Asonante


L’adjectif asonante est utilisé pour décrire les termes qui, après leur dernière voyelle avec un accent, partagent les sons de la voyelle dans le même ordre. On parle aussi de versets asonimentaux lorsqu’ils ont cette même caractéristique. Les mots sont stupéfiants quand, après leur dernière voyelle tonique, ils ont les mêmes voyelles accentuées dans chaque syllabe. L’exception sont les voyelles qui n’ont pas d’accent sur les diphtongues. L’inclusion de ces mots dans un verset génère une rime d’asoning.

Les rimes consonantes, d’autre part, impliquent la coïncidence des lettres derrière la voyelle avec l’accent. Rappelez-vous que les rimes sont formées à partir de la répétition des sons.

Habituellement, la répétition se fait à partir de la voyelle avec l’accent à la fin de la ligne, dans la dernière position. Si, dans deux versets ou plus, la rime est créée par la coïncidence des voyelles avec l’accent des différentes syllabes après la dernière voyelle tonique, la rime est assonante.

Par exemple : Les femmes marchaient en chantant, / heureuses après l’explosion, / déballées par le vin / et prêtes à continuer à se battre. Dans ce cas, comme on peut le voir, l’exemple présente une rime assonante qui est construite en répétant les séquences de voyelles A-O (chant / combat) et I-O (éclatement / vin). Pour faciliter la construction des versets, les rimes asonantes sont plus fréquentes que les rimes consonantes, ces dernières imposant plus de restrictions sur l’écriture. Par conséquent, il faut noter que la rime assonante est aussi connue comme imparfaite ou partielle, précisément parce qu’elle n’exige pas la coïncidence de tous les sons, mais seulement des voyelles. Le choix d’un type de rimes plutôt qu’un autre doit toujours se faire dans la poursuite du travail et non dans le désir de faire preuve de certaines compétences techniques. Chacun peut offrir des effets très différents, et ceci n’a pas en soi une valeur qualitative mais stylistique. Si dans la recherche d’une rime parfaite les versets perdent leur essence et deviennent forcés, alors il est inutile de trouver tous les termes consonants, mais il est préférable d’opter pour l’assonance. La rime assonant est aussi connue sous le nom d’assonance et est une figure littéraire, c’est-à-dire une façon non conventionnelle d’utiliser les mots. Grâce à la figure littéraire, il est possible d’améliorer l’expressivité de la langue au moyen de certaines particularités sémantiques, grammaticales ou phoniques, qui éloignent les termes de leurs champs habituels, contrairement à ce que l’on peut obtenir avec le trope.

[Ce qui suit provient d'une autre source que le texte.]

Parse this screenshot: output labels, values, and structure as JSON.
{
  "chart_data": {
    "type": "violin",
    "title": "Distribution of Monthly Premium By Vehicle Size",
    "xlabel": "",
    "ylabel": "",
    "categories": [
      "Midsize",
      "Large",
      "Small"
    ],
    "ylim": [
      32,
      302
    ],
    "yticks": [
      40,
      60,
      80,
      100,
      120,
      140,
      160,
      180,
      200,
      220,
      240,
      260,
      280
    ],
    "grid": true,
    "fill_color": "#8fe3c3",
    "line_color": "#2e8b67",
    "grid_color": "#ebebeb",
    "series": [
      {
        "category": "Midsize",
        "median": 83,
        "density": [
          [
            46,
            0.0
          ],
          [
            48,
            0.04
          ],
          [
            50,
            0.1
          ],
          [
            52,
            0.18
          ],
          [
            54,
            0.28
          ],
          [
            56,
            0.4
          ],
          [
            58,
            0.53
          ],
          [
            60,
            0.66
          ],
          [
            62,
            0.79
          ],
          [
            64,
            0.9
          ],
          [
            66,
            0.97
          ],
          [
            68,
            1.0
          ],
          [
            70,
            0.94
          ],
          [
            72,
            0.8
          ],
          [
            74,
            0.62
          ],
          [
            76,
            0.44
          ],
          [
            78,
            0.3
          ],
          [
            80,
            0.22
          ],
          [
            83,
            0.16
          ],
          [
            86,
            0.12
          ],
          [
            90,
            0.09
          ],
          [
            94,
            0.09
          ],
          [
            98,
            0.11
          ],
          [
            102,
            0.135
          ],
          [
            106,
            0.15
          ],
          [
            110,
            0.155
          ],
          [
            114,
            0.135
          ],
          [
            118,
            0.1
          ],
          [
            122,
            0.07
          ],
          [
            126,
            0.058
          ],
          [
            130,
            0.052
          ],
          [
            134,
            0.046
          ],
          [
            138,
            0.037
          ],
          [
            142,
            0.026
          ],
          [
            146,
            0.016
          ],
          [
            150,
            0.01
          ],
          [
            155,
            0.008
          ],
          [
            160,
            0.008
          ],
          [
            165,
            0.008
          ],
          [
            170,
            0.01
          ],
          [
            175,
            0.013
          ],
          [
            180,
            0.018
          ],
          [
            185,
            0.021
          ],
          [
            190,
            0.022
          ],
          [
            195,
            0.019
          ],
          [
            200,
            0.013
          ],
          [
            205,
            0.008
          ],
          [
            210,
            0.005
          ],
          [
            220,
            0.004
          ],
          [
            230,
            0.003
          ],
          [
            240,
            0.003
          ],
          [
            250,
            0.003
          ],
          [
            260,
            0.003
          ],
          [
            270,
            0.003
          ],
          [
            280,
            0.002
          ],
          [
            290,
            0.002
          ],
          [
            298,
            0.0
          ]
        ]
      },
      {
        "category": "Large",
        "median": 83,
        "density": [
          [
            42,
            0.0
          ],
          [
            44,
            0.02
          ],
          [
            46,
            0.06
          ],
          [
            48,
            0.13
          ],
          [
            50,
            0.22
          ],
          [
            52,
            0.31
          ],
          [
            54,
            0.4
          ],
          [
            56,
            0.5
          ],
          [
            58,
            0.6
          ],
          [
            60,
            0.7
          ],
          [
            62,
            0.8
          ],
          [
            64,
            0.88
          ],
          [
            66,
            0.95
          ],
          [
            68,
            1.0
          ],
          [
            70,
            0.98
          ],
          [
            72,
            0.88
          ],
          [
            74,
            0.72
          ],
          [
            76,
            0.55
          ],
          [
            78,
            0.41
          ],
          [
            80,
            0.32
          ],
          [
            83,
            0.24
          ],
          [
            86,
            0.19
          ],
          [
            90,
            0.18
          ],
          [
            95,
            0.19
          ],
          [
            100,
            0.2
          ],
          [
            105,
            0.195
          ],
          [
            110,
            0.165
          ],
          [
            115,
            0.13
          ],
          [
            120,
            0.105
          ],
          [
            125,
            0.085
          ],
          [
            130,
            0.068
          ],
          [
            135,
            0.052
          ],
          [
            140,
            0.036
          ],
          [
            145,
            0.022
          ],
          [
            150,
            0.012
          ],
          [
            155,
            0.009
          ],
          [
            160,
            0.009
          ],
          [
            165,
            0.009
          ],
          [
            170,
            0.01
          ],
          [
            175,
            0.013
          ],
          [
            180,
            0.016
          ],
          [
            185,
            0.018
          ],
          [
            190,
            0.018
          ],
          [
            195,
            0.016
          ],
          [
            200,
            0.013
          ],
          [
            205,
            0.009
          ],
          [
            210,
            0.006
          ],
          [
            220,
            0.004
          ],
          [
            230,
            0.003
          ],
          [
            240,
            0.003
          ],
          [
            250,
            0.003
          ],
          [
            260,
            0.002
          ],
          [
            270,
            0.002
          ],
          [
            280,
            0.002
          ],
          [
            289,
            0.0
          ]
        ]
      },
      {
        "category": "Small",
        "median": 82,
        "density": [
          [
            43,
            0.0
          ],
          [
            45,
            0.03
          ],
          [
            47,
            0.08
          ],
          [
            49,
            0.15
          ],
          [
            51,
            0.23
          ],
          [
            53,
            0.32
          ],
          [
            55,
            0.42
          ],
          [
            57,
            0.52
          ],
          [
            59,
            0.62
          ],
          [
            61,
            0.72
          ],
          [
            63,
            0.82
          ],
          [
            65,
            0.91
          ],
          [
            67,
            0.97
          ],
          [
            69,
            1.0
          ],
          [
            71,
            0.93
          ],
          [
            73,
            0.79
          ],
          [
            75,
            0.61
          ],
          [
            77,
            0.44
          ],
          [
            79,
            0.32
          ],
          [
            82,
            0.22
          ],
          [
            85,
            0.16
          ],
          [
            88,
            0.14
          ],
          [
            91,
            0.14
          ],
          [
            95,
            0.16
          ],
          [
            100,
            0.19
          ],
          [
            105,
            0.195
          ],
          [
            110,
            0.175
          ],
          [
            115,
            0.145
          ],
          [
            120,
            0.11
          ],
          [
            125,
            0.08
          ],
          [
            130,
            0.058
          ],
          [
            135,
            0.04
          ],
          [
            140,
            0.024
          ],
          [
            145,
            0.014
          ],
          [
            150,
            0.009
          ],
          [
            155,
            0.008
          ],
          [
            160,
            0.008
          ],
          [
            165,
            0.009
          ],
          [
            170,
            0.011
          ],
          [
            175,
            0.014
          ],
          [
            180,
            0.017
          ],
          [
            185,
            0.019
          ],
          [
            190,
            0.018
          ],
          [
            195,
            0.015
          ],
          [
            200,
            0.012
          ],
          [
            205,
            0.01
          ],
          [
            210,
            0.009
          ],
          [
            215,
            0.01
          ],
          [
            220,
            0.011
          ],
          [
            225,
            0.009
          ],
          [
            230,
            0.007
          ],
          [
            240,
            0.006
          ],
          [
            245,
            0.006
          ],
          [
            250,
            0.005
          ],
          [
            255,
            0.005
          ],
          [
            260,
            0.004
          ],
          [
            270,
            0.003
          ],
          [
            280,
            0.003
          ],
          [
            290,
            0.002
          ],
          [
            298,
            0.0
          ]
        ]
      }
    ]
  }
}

Il va sans dire qu’il n’est pas courant de trouver des figures littéraires dans le langage courant ou dans des écrits informels ou spontanés, puisqu’il s’agit de ressources destinées à embellir les œuvres d’une manière méticuleuse.

D’autres noms sous lesquels les figures littéraires en dehors de la sphère académique sont connues sont les ressources rhétoriques, stylistiques ou expressives, et les figures de la parole.

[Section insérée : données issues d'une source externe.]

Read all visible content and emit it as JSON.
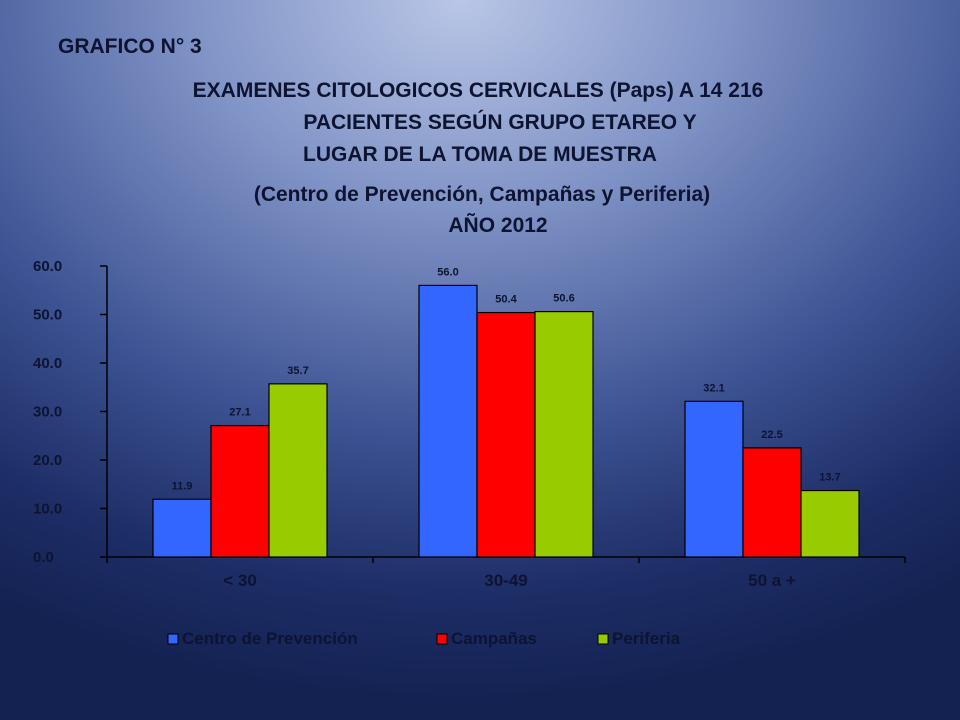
{
  "slide": {
    "label": "GRAFICO N° 3",
    "title_lines": [
      "EXAMENES CITOLOGICOS CERVICALES (Paps) A 14 216",
      "PACIENTES SEGÚN GRUPO ETAREO Y",
      "LUGAR DE LA TOMA DE MUESTRA",
      "(Centro de Prevención, Campañas y Periferia)",
      "AÑO  2012"
    ]
  },
  "chart_data": {
    "type": "bar",
    "categories": [
      "< 30",
      "30-49",
      "50 a +"
    ],
    "series": [
      {
        "name": "Centro de Prevención",
        "values": [
          11.9,
          56.0,
          32.1
        ],
        "color": "#3366ff"
      },
      {
        "name": "Campañas",
        "values": [
          27.1,
          50.4,
          22.5
        ],
        "color": "#ff0000"
      },
      {
        "name": "Periferia",
        "values": [
          35.7,
          50.6,
          13.7
        ],
        "color": "#99cc00"
      }
    ],
    "ylim": [
      0,
      60
    ],
    "yticks": [
      "0.0",
      "10.0",
      "20.0",
      "30.0",
      "40.0",
      "50.0",
      "60.0"
    ],
    "data_labels": true,
    "legend_position": "bottom",
    "grid": false
  }
}
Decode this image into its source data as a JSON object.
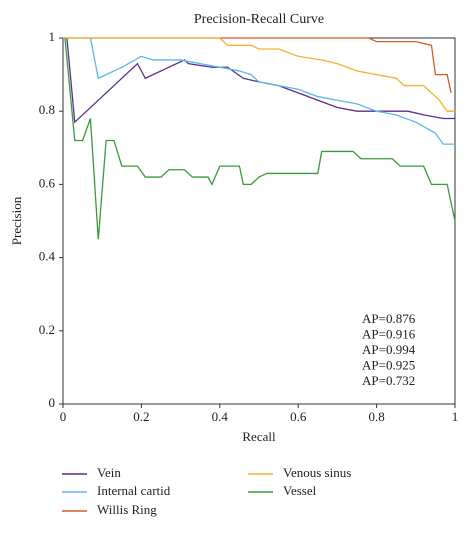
{
  "chart_data": {
    "type": "line",
    "title": "Precision-Recall Curve",
    "x_label": "Recall",
    "y_label": "Precision",
    "xlim": [
      0,
      1
    ],
    "ylim": [
      0,
      1
    ],
    "xticks": [
      0,
      0.2,
      0.4,
      0.6,
      0.8,
      1
    ],
    "yticks": [
      0,
      0.2,
      0.4,
      0.6,
      0.8,
      1
    ],
    "grid": false,
    "annotations": [
      "AP=0.876",
      "AP=0.916",
      "AP=0.994",
      "AP=0.925",
      "AP=0.732"
    ],
    "series": [
      {
        "name": "Vein",
        "color": "#5b2d8a",
        "x": [
          0.01,
          0.03,
          0.19,
          0.21,
          0.25,
          0.31,
          0.32,
          0.38,
          0.42,
          0.46,
          0.5,
          0.55,
          0.6,
          0.65,
          0.7,
          0.75,
          0.8,
          0.88,
          0.92,
          0.97,
          1
        ],
        "values": [
          1,
          0.77,
          0.93,
          0.89,
          0.91,
          0.94,
          0.93,
          0.92,
          0.92,
          0.89,
          0.88,
          0.87,
          0.85,
          0.83,
          0.81,
          0.8,
          0.8,
          0.8,
          0.79,
          0.78,
          0.78
        ]
      },
      {
        "name": "Internal cartid",
        "color": "#5bb8e8",
        "x": [
          0.07,
          0.09,
          0.15,
          0.2,
          0.23,
          0.3,
          0.35,
          0.4,
          0.45,
          0.48,
          0.5,
          0.55,
          0.6,
          0.65,
          0.7,
          0.75,
          0.8,
          0.85,
          0.9,
          0.95,
          0.97,
          1
        ],
        "values": [
          1,
          0.89,
          0.92,
          0.95,
          0.94,
          0.94,
          0.93,
          0.92,
          0.91,
          0.9,
          0.88,
          0.87,
          0.86,
          0.84,
          0.83,
          0.82,
          0.8,
          0.79,
          0.77,
          0.74,
          0.71,
          0.71
        ]
      },
      {
        "name": "Willis Ring",
        "color": "#d9582b",
        "x": [
          0,
          0.78,
          0.8,
          0.9,
          0.94,
          0.95,
          0.98,
          0.99
        ],
        "values": [
          1,
          1,
          0.99,
          0.99,
          0.98,
          0.9,
          0.9,
          0.85
        ]
      },
      {
        "name": "Venous sinus",
        "color": "#f2b233",
        "x": [
          0,
          0.4,
          0.42,
          0.48,
          0.5,
          0.55,
          0.6,
          0.66,
          0.7,
          0.75,
          0.8,
          0.85,
          0.87,
          0.92,
          0.96,
          0.98,
          1
        ],
        "values": [
          1,
          1,
          0.98,
          0.98,
          0.97,
          0.97,
          0.95,
          0.94,
          0.93,
          0.91,
          0.9,
          0.89,
          0.87,
          0.87,
          0.83,
          0.8,
          0.8
        ]
      },
      {
        "name": "Vessel",
        "color": "#3a9a3a",
        "x": [
          0.005,
          0.03,
          0.05,
          0.07,
          0.09,
          0.11,
          0.13,
          0.15,
          0.19,
          0.21,
          0.25,
          0.27,
          0.31,
          0.33,
          0.37,
          0.38,
          0.4,
          0.45,
          0.46,
          0.48,
          0.5,
          0.52,
          0.65,
          0.66,
          0.74,
          0.76,
          0.84,
          0.86,
          0.92,
          0.94,
          0.98,
          1
        ],
        "values": [
          1,
          0.72,
          0.72,
          0.78,
          0.45,
          0.72,
          0.72,
          0.65,
          0.65,
          0.62,
          0.62,
          0.64,
          0.64,
          0.62,
          0.62,
          0.6,
          0.65,
          0.65,
          0.6,
          0.6,
          0.62,
          0.63,
          0.63,
          0.69,
          0.69,
          0.67,
          0.67,
          0.65,
          0.65,
          0.6,
          0.6,
          0.5
        ]
      }
    ]
  }
}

Il est juste de dire que la rime assonante est liée à l’allitération, la répétition ou la réitération de phonèmes similaires dans un fragment ou un texte littéraire.

Un exemple clair d’allitération peut être vu dans le fragment suivant d’un poème de Rubén Darío : « avec l’aile du léger éventail ». Le but de l’allitération, ainsi que celui de la rime assonante, est de produire un effet sonore qui rehausse l’expressivité de l’œuvre. Il est important de noter que certains théoriciens espagnols ne l’incluent pas dans le groupe des éléments rythmiques de la version mais le considèrent comme une simple ressource stylistique, puisqu’il n’est régi par aucune norme métrique.